Jakie ty znalazłaś wyjście z tego zapętlenia?
Natalia de Barbaro: Wierzę w technikę małych kroków. Codzienne rytuały, praktyki, mogą nam pomóc umościć się w ciele. W sobie. Mnie pomaga joga. Ale też codziennie wieczorem poświęcam kilka minut na zastanowienie się, jakiej piosenki chcę posłuchać. Bardzo świadomie wybieram taką, która naprawdę sprawi mi w danej chwili przyjemność, i tańczę do niej. Każda z nas potrzebuje takich chwil. Uważam też, że bardzo ważną sprawą jest własny pokój.
„Otóż kobieta musi mieć pieniądze i własny pokój, jeśli chce uprawiać działalność literacką”, napisała w znanym eseju Virginia Woolf. Ale kawałka własnej przestrzeni potrzebują nie tylko pisarki...
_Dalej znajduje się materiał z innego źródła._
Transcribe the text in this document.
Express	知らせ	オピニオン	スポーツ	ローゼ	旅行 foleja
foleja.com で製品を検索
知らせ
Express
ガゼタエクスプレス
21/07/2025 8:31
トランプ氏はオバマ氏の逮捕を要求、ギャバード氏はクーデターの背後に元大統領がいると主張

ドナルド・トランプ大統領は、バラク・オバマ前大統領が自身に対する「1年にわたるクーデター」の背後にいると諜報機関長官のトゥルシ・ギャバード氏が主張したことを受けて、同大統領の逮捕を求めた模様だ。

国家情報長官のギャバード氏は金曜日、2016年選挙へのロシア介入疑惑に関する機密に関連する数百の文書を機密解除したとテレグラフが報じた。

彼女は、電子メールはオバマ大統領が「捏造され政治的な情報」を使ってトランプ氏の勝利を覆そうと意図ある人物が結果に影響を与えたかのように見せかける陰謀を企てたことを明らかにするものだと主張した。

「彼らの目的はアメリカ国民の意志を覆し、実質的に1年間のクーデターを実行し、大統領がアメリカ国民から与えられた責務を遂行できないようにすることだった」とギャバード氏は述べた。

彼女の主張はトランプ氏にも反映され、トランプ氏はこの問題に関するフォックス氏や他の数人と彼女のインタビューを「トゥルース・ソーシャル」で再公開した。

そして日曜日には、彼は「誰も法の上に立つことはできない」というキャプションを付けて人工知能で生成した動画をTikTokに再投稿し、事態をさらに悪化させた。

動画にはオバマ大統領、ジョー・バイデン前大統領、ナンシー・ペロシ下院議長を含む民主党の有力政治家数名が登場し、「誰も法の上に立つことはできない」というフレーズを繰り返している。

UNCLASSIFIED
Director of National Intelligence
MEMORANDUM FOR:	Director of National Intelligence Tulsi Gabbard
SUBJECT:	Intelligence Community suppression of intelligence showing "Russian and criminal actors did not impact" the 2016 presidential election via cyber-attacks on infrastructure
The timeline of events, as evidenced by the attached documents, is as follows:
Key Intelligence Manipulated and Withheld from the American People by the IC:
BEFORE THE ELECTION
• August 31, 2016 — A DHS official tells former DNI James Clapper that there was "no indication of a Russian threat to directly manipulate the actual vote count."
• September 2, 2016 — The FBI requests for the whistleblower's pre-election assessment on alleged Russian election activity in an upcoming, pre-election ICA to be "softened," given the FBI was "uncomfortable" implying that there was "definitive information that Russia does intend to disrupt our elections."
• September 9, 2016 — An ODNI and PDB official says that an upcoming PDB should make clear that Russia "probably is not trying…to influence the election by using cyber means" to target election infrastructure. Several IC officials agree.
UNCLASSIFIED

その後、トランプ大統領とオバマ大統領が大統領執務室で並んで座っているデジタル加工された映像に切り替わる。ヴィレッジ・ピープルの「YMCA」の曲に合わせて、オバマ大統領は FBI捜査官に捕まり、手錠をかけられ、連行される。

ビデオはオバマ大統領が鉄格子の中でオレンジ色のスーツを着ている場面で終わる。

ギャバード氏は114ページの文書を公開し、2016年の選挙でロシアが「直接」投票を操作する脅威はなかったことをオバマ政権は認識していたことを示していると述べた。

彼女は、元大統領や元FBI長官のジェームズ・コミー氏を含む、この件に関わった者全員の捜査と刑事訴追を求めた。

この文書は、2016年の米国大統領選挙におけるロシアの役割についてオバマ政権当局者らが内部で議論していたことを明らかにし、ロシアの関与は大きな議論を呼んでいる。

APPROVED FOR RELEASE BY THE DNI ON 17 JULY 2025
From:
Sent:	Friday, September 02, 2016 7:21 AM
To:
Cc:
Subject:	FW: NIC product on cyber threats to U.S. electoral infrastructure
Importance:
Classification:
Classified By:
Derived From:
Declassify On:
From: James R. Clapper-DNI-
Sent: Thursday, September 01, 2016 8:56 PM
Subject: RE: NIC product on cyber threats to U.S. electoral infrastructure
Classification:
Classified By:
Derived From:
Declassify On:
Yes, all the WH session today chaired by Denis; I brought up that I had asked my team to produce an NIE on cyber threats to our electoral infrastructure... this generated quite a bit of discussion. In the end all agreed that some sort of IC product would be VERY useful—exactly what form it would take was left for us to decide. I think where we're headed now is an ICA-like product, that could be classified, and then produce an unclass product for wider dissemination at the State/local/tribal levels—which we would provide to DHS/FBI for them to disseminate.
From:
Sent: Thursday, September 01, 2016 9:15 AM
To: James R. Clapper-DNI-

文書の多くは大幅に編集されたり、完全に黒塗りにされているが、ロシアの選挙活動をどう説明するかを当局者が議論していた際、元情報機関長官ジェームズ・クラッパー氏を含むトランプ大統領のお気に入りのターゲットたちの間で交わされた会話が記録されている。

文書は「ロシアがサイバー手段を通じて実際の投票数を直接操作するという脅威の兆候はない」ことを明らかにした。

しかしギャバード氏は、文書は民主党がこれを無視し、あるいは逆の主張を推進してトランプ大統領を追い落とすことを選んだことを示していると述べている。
Natalia de Barbaro: Oczywiście! Nie tylko do działalności literackiej ten pokój jest potrzebny. Każda z nas czasem potrzebuje pobyć w spokoju tylko ze sobą, najlepiej właśnie w swojej nienaruszalnej przestrzeni. A niektóre kobiety nigdy jej nie miały! Ja miałam szczęście. Gdy byłam dziewczynką, całą rodziną przeprowadziliśmy się do trzypokojowego mieszkania. Jeden pokój był dla rodziców, drugi dla brata. Trzeci pokój był przeznaczony na gabinet dla mojego taty, profesora psychiatrii, terapeuty. I wtedy tata jednak postanowił, że w tym swoim gabinecie postawi ściankę i wygrodzi sobie gabinecik po to właśnie, żebym mogła mieć własną przestrzeń. Wziął mniejszą część, bez bezpośredniego dostępu do światła dziennego, żebym ja mogła mieć swój spory i doświetlony własny pokój. Ale mnóstwo kobiet nawet w dzieciństwie tego nie doświadczyło. To niebywałe, jak często uczestniczki moich warsztatów mówią: mam duży dom, spore mieszkanie, ale nie mam swojego miejsca. „To ja projektowałam ten dom, a nawet mi nie przyszło do głowy, że mogłabym mieć swój pokój” – dziwią się sobie po latach. I zapewniam: nie jest to kwestia metrażu. Często w tych mieszkaniach czy domach są pralnie, dwie łazienki, garderoba, salon. Mężczyźni mają swoje gabinety, dzieci osobne pokoje. Ale pokoju dla kobiety, matki, żony, partnerki – brak. To kwestia podejścia: wszyscy potrzebują, a ona rzekomo nie. W domyśle: jej nie trzeba autonomicznej przestrzeni, w której będzie mogła się zaszyć, jeśli nie będzie chciała, żeby ktoś jej przeszkadzał. W której pobędzie sama ze sobą. Wyjdzie z trybu „domyślnej dostępności” dla reszty domowników. Kobiety są jak wieża kontroli lotów, można się z nimi łączyć 24 godziny na dobę, żeby zapytać, gdzie te nieszczęsne nożyczki itd. Często pytam kobiety o własny pokój i z moich wyliczeń wynika, że około 80 procent go nie ma.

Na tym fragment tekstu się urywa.